Zika is a disease caused and spread through Aedes aegypti mosquito bites, and was declared a public health emergency of international concern by the World Health Organisation earlier this year.
The findings showed that the epidemic cannot be contained with existing control measures, but the next large-scale epidemic was unlikely to emerge for at least another ten years -- although there is a possibility of smaller outbreaks in this period.
"Our analysis suggests that Zika spread is not containable, but that the epidemic will burn itself out within 2-3 years," said lead author Neil Ferguson, Professor at Imperial College London.
The end of the epidemic attributes to the fact that people are unlikely to be infected with Zika twice, the researchers said.
"The current explosive epidemic will burn itself out due to a phenomenon called herd immunity. Because the virus is unable to infect the same person twice -- thanks to the immune system generating antibodies to kill it -- the epidemic reaches a stage where there are too few people left to infect for transmission to be sustained," Ferguson explained.
However, any efforts to slow spread of the virus may in fact prolong the current epidemic, the researchers warned.
"Slowing transmission between people means the population will take longer to reach the level of herd immunity needed for transmission to stop.

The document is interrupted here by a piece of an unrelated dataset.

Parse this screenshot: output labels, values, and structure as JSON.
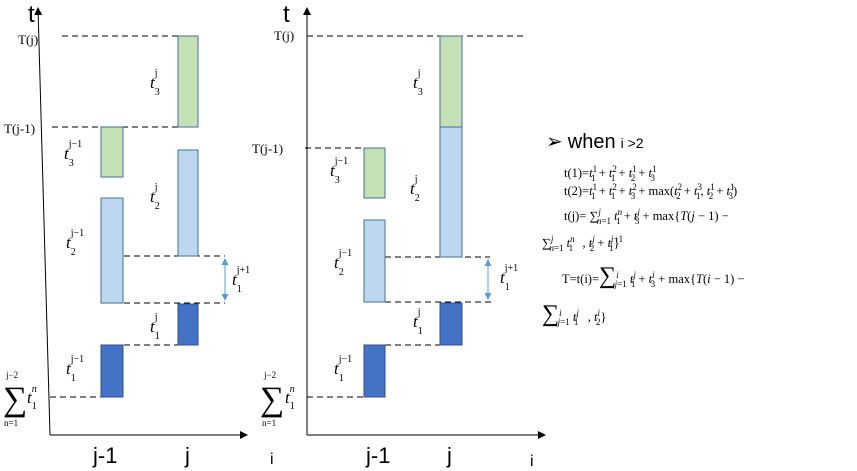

It might also mean that the window between epidemics -- which we predict may be over a decade -- could actually get shorter," Ferguson added.
While the potential end of the epidemic is no doubt positive, it does raise issues for vaccine development, said the paper published in the journal Science.
For the study, the team collated all existing data for Zika transmission across Latin America.
The team then used this information, alongside data on similar viruses such as dengue, to build a mathematical model to represent the current epidemic, and future waves of transmission.